Ridiculous Javascript/HTML and infopath stuff



  • So I have a coworker who needs to work with a particular sharepoint form very regularly. Much of this data is repeated because they are filing things like org changes.

    Due to politics, and general technology implementations, this is a completely manual process right now, and I REALLY feel it shouldn't be.

    So I'm trying to investigate how to post information to an infopath form, and I was able to create a local template that fit the needs -- except when it posts, you have to manually open the infopath form, it won't open from the sharepoint page (the version doesn't match, even though I did some version hacking to make it the same version.)

    So I decided to try another approach, I have a c# app that has a web browser control, and that web browser control loads the form.

    This particular form has a 'select type of request' field dropdown which shows/hides information based on what is selected.
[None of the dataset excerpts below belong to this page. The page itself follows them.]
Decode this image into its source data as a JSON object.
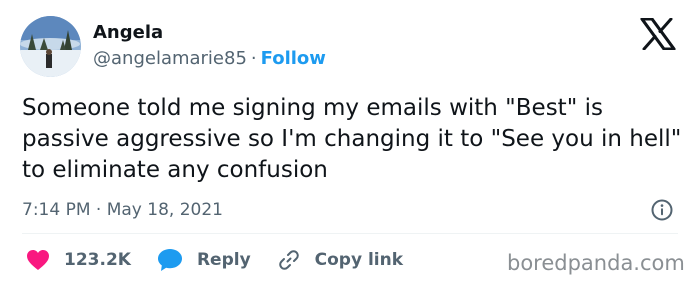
{
  "author": {
    "name": "Angela",
    "handle": "@angelamarie85",
    "separator": "·",
    "follow_label": "Follow"
  },
  "tweet": {
    "text": "Someone told me signing my emails with \"Best\" is passive aggressive so I'm changing it to \"See you in hell\" to eliminate any confusion",
    "time": "7:14 PM",
    "time_separator": "·",
    "date": "May 18, 2021"
  },
  "actions": {
    "likes_count": "123.2K",
    "reply_label": "Reply",
    "copy_link_label": "Copy link"
  },
  "icons": {
    "logo": "x-logo-icon",
    "like": "heart-icon",
    "reply": "speech-bubble-icon",
    "copy_link": "link-icon",
    "info": "info-icon"
  },
  "colors": {
    "accent": "#1d9bf0",
    "like": "#f91880",
    "muted": "#536471",
    "text": "#0f1419"
  },
  "watermark": "boredpanda.com"
}
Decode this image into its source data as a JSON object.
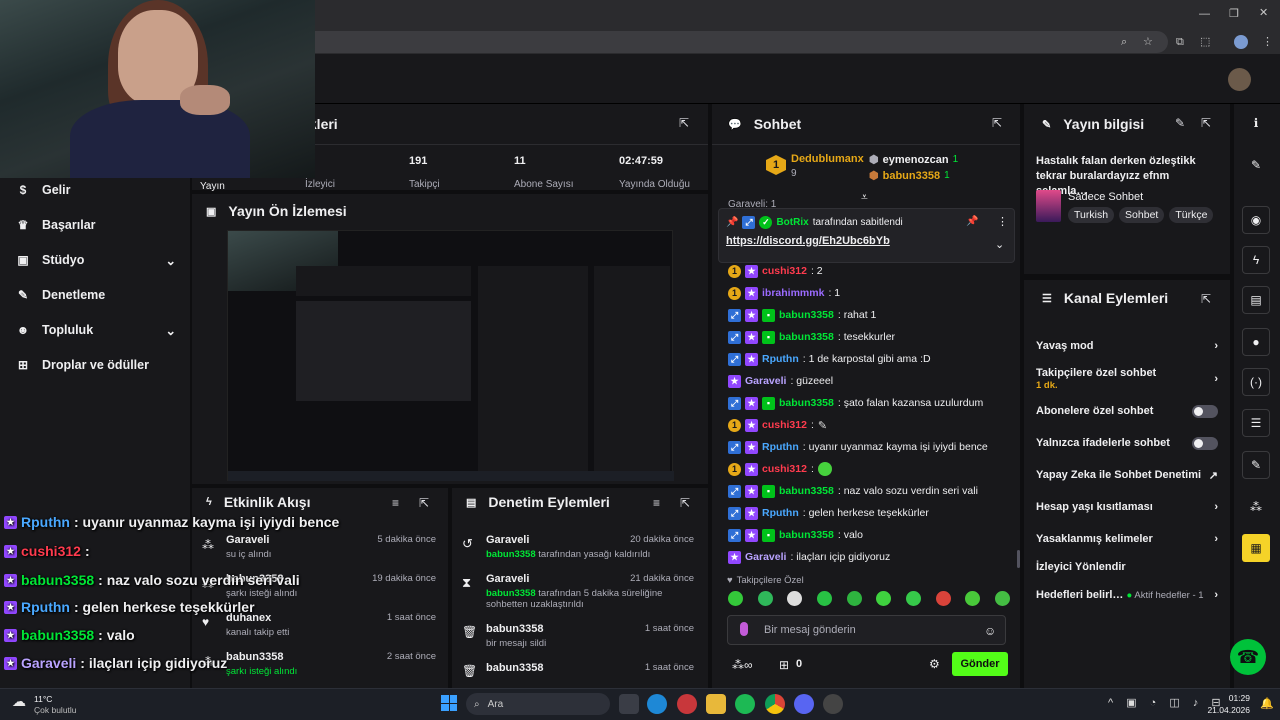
{
  "topbar": {
    "addr_icons": [
      "zoom-icon",
      "star-icon",
      "translate-icon",
      "extensions-icon",
      "profile-icon",
      "menu-icon"
    ]
  },
  "sidebar": {
    "items": [
      {
        "label": "Gelir",
        "icon": "dollar-icon"
      },
      {
        "label": "Başarılar",
        "icon": "trophy-icon"
      },
      {
        "label": "Stüdyo",
        "icon": "studio-icon"
      },
      {
        "label": "Denetleme",
        "icon": "wrench-icon"
      },
      {
        "label": "Topluluk",
        "icon": "users-icon"
      },
      {
        "label": "Droplar ve ödüller",
        "icon": "gift-icon"
      }
    ]
  },
  "stats": {
    "title": "ikleri",
    "cells": [
      {
        "value": "",
        "label": "Yayın"
      },
      {
        "value": "",
        "label": "İzleyici"
      },
      {
        "value": "191",
        "label": "Takipçi"
      },
      {
        "value": "11",
        "label": "Abone Sayısı"
      },
      {
        "value": "02:47:59",
        "label": "Yayında Olduğu"
      }
    ]
  },
  "preview": {
    "title": "Yayın Ön İzlemesi"
  },
  "activity": {
    "title": "Etkinlik Akışı",
    "items": [
      {
        "name": "Garaveli",
        "sub": "su iç alındı",
        "time": "5 dakika önce"
      },
      {
        "name": "babun3358",
        "sub": "şarkı isteği alındı",
        "time": "19 dakika önce"
      },
      {
        "name": "duhanex",
        "sub": "kanalı takip etti",
        "time": "1 saat önce"
      },
      {
        "name": "babun3358",
        "sub": "şarkı isteği alındı",
        "time": "2 saat önce"
      }
    ]
  },
  "mod": {
    "title": "Denetim Eylemleri",
    "items": [
      {
        "name": "Garaveli",
        "actor": "babun3358",
        "sub": "tarafından yasağı kaldırıldı",
        "time": "20 dakika önce"
      },
      {
        "name": "Garaveli",
        "actor": "babun3358",
        "sub": "tarafından 5 dakika süreliğine sohbetten uzaklaştırıldı",
        "time": "21 dakika önce"
      },
      {
        "name": "babun3358",
        "actor": "",
        "sub": "bir mesajı sildi",
        "time": "1 saat önce"
      },
      {
        "name": "babun3358",
        "actor": "",
        "sub": "",
        "time": "1 saat önce"
      }
    ]
  },
  "chat": {
    "title": "Sohbet",
    "leaders": [
      {
        "rank": "1",
        "name": "Dedublumanx",
        "count": "9"
      },
      {
        "name": "eymenozcan",
        "count": "1"
      },
      {
        "name": "babun3358",
        "count": "1"
      }
    ],
    "partial_top": "Garaveli: 1",
    "pinned": {
      "by": "BotRix",
      "by_suffix": "tarafından sabitlendi",
      "link": "https://discord.gg/Eh2Ubc6bYb"
    },
    "messages": [
      {
        "user": "cushi312",
        "color": "#ff3b4e",
        "text": ": 2",
        "badges": [
          "gold",
          "prime"
        ]
      },
      {
        "user": "ibrahimmmk",
        "color": "#9b6bff",
        "text": ": 1",
        "badges": [
          "gold",
          "prime"
        ]
      },
      {
        "user": "babun3358",
        "color": "#00e636",
        "text": ": rahat 1",
        "badges": [
          "blue",
          "prime",
          "green"
        ]
      },
      {
        "user": "babun3358",
        "color": "#00e636",
        "text": ": tesekkurler",
        "badges": [
          "blue",
          "prime",
          "green"
        ]
      },
      {
        "user": "Rputhn",
        "color": "#4aa8ff",
        "text": ": 1 de karpostal gibi ama :D",
        "badges": [
          "blue",
          "prime"
        ]
      },
      {
        "user": "Garaveli",
        "color": "#b9a3ff",
        "text": ": güzeeel",
        "badges": [
          "prime"
        ]
      },
      {
        "user": "babun3358",
        "color": "#00e636",
        "text": ": şato falan kazansa uzulurdum",
        "badges": [
          "blue",
          "prime",
          "green"
        ]
      },
      {
        "user": "cushi312",
        "color": "#ff3b4e",
        "text": ":",
        "badges": [
          "gold",
          "prime"
        ]
      },
      {
        "user": "Rputhn",
        "color": "#4aa8ff",
        "text": ": uyanır uyanmaz kayma işi iyiydi bence",
        "badges": [
          "blue",
          "prime"
        ]
      },
      {
        "user": "cushi312",
        "color": "#ff3b4e",
        "text": ":",
        "badges": [
          "gold",
          "prime"
        ]
      },
      {
        "user": "babun3358",
        "color": "#00e636",
        "text": ": naz valo sozu verdin seri vali",
        "badges": [
          "blue",
          "prime",
          "green"
        ]
      },
      {
        "user": "Rputhn",
        "color": "#4aa8ff",
        "text": ": gelen herkese teşekkürler",
        "badges": [
          "blue",
          "prime"
        ]
      },
      {
        "user": "babun3358",
        "color": "#00e636",
        "text": ": valo",
        "badges": [
          "blue",
          "prime",
          "green"
        ]
      },
      {
        "user": "Garaveli",
        "color": "#b9a3ff",
        "text": ": ilaçları içip gidiyoruz",
        "badges": [
          "prime"
        ]
      }
    ],
    "followers_only": "Takipçilere Özel",
    "placeholder": "Bir mesaj gönderin",
    "points": "0",
    "send": "Gönder"
  },
  "info": {
    "title": "Yayın bilgisi",
    "stream_title": "Hastalık falan derken özleştikk tekrar buralardayızz efnm selamla…",
    "category": "Sadece Sohbet",
    "tags": [
      "Turkish",
      "Sohbet",
      "Türkçe"
    ]
  },
  "channel_actions": {
    "title": "Kanal Eylemleri",
    "items": [
      {
        "label": "Yavaş mod",
        "kind": "chevron"
      },
      {
        "label": "Takipçilere özel sohbet",
        "sub": "1 dk.",
        "kind": "chevron"
      },
      {
        "label": "Abonelere özel sohbet",
        "kind": "toggle"
      },
      {
        "label": "Yalnızca ifadelerle sohbet",
        "kind": "toggle"
      },
      {
        "label": "Yapay Zeka ile Sohbet Denetimi",
        "kind": "external"
      },
      {
        "label": "Hesap yaşı kısıtlaması",
        "kind": "chevron"
      },
      {
        "label": "Yasaklanmış kelimeler",
        "kind": "chevron"
      },
      {
        "label": "İzleyici Yönlendir",
        "kind": "none"
      },
      {
        "label": "Hedefleri belirl…",
        "sub": "Aktif hedefler - 1",
        "kind": "chevron"
      }
    ]
  },
  "overlay": {
    "lines": [
      {
        "user": "Rputhn",
        "color": "#4aa8ff",
        "text": ": uyanır uyanmaz kayma işi iyiydi bence"
      },
      {
        "user": "cushi312",
        "color": "#ff3b4e",
        "text": ":"
      },
      {
        "user": "babun3358",
        "color": "#00e636",
        "text": ": naz valo sozu verdin seri vali"
      },
      {
        "user": "Rputhn",
        "color": "#4aa8ff",
        "text": ": gelen herkese teşekkürler"
      },
      {
        "user": "babun3358",
        "color": "#00e636",
        "text": ": valo"
      },
      {
        "user": "Garaveli",
        "color": "#b9a3ff",
        "text": ": ilaçları içip gidiyoruz"
      }
    ]
  },
  "taskbar": {
    "weather_temp": "11°C",
    "weather_desc": "Çok bulutlu",
    "search": "Ara",
    "time": "01:29",
    "date": "21.04.2026"
  }
}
    So here's what I ended up with to manually select the dropdown field and force the javascript to perform the page refresh:

    private static void Getdata(WebBrowser browser)
            {
                
                const string target = "http://target.target/Forms/template.xsn&OpenIn=browser";
                var request = (HttpWebRequest)WebRequest.Create(target);
                request.Credentials = CredentialCache.DefaultCredentials;
                
                browser.Navigate(target);
                browser.DocumentCompleted += HandleData;
                Debug.Print(@"Done");
            }
    
    private static void HandleData(object sender, EventArgs e)
            {
                var b = (WebBrowser) sender;
                b.Document.GetElementById("V1_I1_S3_I1_D1").Children[1].SetAttribute("selected", "selected"); //New Employee Provisioning Request
                b.Document.GetElementById("V1_I1_S3_I1_D1").Children[1].SetAttribute("value", "1");
                b.Document.GetElementById("V1_I1_S3_I1_D1").InvokeMember("onchange"); //Force form switch
    
                b.Document.GetElementById("V1_I1_S4_I1_T1").SetAttribute("value", "Test Name");
    }
    
    

    The problem is once it switches the page, and I attempt to set the 'FirstName' value, I get system.nullreference exceptions as if it can't see the new field.

    There's also this disgustingly gigantic javascript object which contaminates every field,

    "First Name" input box

    <input type="text" onfocus="return (TextBox.OnFocus(this, event));" onblur="return (TextBox.OnBlur(this, event));" onclick="return (TextBox.OnClick(this, event));" onkeypress="return (TextBox.OnKeyPress(this, event));" onmousedown="return (TextBox.OnMouseDown(this, event));" onmouseup="return (TextBox.OnMouseUp(this, event));" onpropertychange="return (TextBox.OnPropertyChange(this, event));" oninput="return (TextBox.OnInput(this, event));" onmouseover="return (TextBox.OnMouseOver(this, event));" onmouseout="return (TextBox.OnMouseOut(this, event));" id="V1_I1_S4_I1_T1" scriptclass="TextBox" class="n_ fk_ fl_ " wrapped="true" direction="ltr" viewdatanode="7" tabindex="1" title="" value="" style="position: relative">
    

    Snipped javascript object

    var g_objCurrentFormData = [[],[1,[[[2,[0,["","","",-1],[[3,["",["","","",-1],[],true,false,false],-1,false,false],[4,["Request",["Request","","",-1],[],false,true,false],-1,false,false],[5,[[[6,[0,["","","",-1],[[7,["Select...",["Select...","","",1], !!!!!!!SNIP!!!!
    
    ,[215,["FirstName",["FirstName","","",-1],[],false,false,false],-1,false,false]],false],-1,false,false]
    

    I'm not sure if the above is directly related, or if it's just pulling from my profile information.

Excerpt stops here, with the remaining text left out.